Un rythme de narration bien maîtrisé du début à la fin, une mise en scène réfléchie et intelligente, de beaux thèmes abordés tels que la réincarnation, la destinée ou la fatalité, la xénophobie, les premiers émois amoureux de l’enfance… voilà tout à fait une belle lecture en perspective pour ceux qui n’ont pas encore découvert cette bd. Le dessin un peu « naïf » passe très bien dans le premier album, un petit peu moins dans le second lorsque les enfants sont devenus adultes… mais cet album n’en reste pas moins dénué de charme pour autant. On se laisse volontiers embarquer avec plaisir dans ce récit qui ne fait appel à aucun autre artifice que celui de l’authenticité. Un très bon quatre étoiles.

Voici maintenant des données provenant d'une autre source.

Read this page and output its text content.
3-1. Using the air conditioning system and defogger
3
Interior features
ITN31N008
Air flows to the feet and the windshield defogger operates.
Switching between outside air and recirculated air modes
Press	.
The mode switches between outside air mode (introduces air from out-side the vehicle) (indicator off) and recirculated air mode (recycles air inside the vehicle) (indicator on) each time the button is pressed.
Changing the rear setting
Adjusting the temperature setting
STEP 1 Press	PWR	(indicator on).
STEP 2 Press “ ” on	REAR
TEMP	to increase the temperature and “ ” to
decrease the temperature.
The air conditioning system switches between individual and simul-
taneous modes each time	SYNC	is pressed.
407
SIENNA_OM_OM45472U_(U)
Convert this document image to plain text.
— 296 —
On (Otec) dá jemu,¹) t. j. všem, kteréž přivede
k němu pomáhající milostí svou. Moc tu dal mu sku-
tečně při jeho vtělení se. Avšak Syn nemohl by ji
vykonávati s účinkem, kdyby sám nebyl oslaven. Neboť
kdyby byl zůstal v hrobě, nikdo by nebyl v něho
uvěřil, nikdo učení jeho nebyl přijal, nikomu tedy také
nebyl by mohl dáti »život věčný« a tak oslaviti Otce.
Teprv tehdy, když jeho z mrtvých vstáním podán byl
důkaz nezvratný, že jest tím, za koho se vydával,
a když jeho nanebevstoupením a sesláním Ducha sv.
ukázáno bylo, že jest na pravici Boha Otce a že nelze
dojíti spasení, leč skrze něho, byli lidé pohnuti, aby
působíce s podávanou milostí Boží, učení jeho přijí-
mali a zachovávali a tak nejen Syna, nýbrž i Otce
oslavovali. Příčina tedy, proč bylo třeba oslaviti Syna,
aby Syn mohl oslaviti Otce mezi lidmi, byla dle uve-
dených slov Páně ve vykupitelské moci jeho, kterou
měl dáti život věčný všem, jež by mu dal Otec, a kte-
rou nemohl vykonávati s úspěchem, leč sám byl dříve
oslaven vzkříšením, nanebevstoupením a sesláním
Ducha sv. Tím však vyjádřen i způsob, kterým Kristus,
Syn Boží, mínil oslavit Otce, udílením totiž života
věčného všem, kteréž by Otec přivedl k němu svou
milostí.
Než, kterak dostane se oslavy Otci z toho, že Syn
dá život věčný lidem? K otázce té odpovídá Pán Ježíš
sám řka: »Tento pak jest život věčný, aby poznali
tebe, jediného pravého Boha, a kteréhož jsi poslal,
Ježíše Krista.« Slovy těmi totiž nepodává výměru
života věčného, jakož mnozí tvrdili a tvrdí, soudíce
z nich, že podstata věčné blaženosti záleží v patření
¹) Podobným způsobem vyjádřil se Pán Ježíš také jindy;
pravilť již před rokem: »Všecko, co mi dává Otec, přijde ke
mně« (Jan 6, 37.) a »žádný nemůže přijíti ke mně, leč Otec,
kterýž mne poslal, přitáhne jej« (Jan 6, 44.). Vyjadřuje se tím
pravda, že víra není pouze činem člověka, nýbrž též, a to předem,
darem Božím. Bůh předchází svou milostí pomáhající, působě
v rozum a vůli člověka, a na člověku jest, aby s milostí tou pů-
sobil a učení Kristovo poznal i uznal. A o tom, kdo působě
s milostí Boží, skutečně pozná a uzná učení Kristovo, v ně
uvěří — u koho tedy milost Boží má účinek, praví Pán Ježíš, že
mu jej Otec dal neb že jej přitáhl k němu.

Don Quichotte dans la Manche
Alors là, c'est mon gros coup de coeur du moment ! Surement un des meilleurs albums de cette fin d'année 2004, voire même de l'année. Coup de coeur sur le dessin pour commencer. Un rapide feuilletage m'a immédiatement convaincu d'acheter cet album. C'est un noir & blanc de toute beauté, Stéphane Douay manie les pinceaux avec une dextérité dont il n'a pas à rougir. Les personnages semblent comme animés par la magie du dessinateur, c'est un petit régal. Les passages où Don Quichotte pète les plombs et à ses hallucinations sont vraiment impressionants. Coup de coeur aussi sur le scénario bien déjanté de Denis Leroux. Don Quichotte revisité à la sauce nordique (avec l'accent s'il vous plaît), incarné par un vieux fou de littérature, nous mène dans des aventures à la fois contemporaines et proches de la réelle histoire de Don Quichotte de Cervantès. Il a réussi à créer des personnage pittoresques dont on n'a pas pitié un seul instant malgré leur QI un peu bancal. Non je ne me suis pas identifié à eux (quoi que...) mais j'ai éprouvé une réelle sympathie envers ce Don Quichotte et son (sa !) fidèle Sancho. La fin de l'album, bien que tragique, n'a pas pu m'empêcher de sourire doucement, comme si j'avais été apaisé pour ce vieux auquel je m'étais attaché tant il est touchant. Ces deux auteurs qui m'étaient jusqu'alors inconnus ont réussis à m'enthousiasmer dès les premières pages, et ce jusqu'à la toute dernière... C'est rare, et ma boulimie de lecture de bonnes BDs en redemande ! :)
Clichés Beyrouth 1990
La comparaison avec "Le Photographe" paraît en effet inévitable, mais cette comparaison n'est pas une tare, bien au contraire. En fait, c'est assez dur d'expliquer pourquoi j'ai aimé ce bouquin... Je crois que tout réside dans la manière de traiter ce sujet, et non dans le sujet lui même (deux frenchies qui débarquent au Liban pour essayer de "faire quelque chose", ce n'est pas le postulat de départ qui peut sembler le plus fascinant du monde) Là où les auteurs ont été très fort, c'est qu'ils ont réussis à rester finalement assez neutres dans leur récits. Tout le monde n'est pas beau et gentil, mais personne ne leur sert de tête de turc pour expliquer ce beau bordel Libannais. D'ailleurs, il ne chechent pas à expliquer le conflit, mais bien à agir, à aider, et maintenant à témoigner, pour nous autres européens bien trop mal informés par TF1 (et pas assez curieux aussi ?) Un très beau bouquin qui fleure bon la sincérité. Ca fait du bien.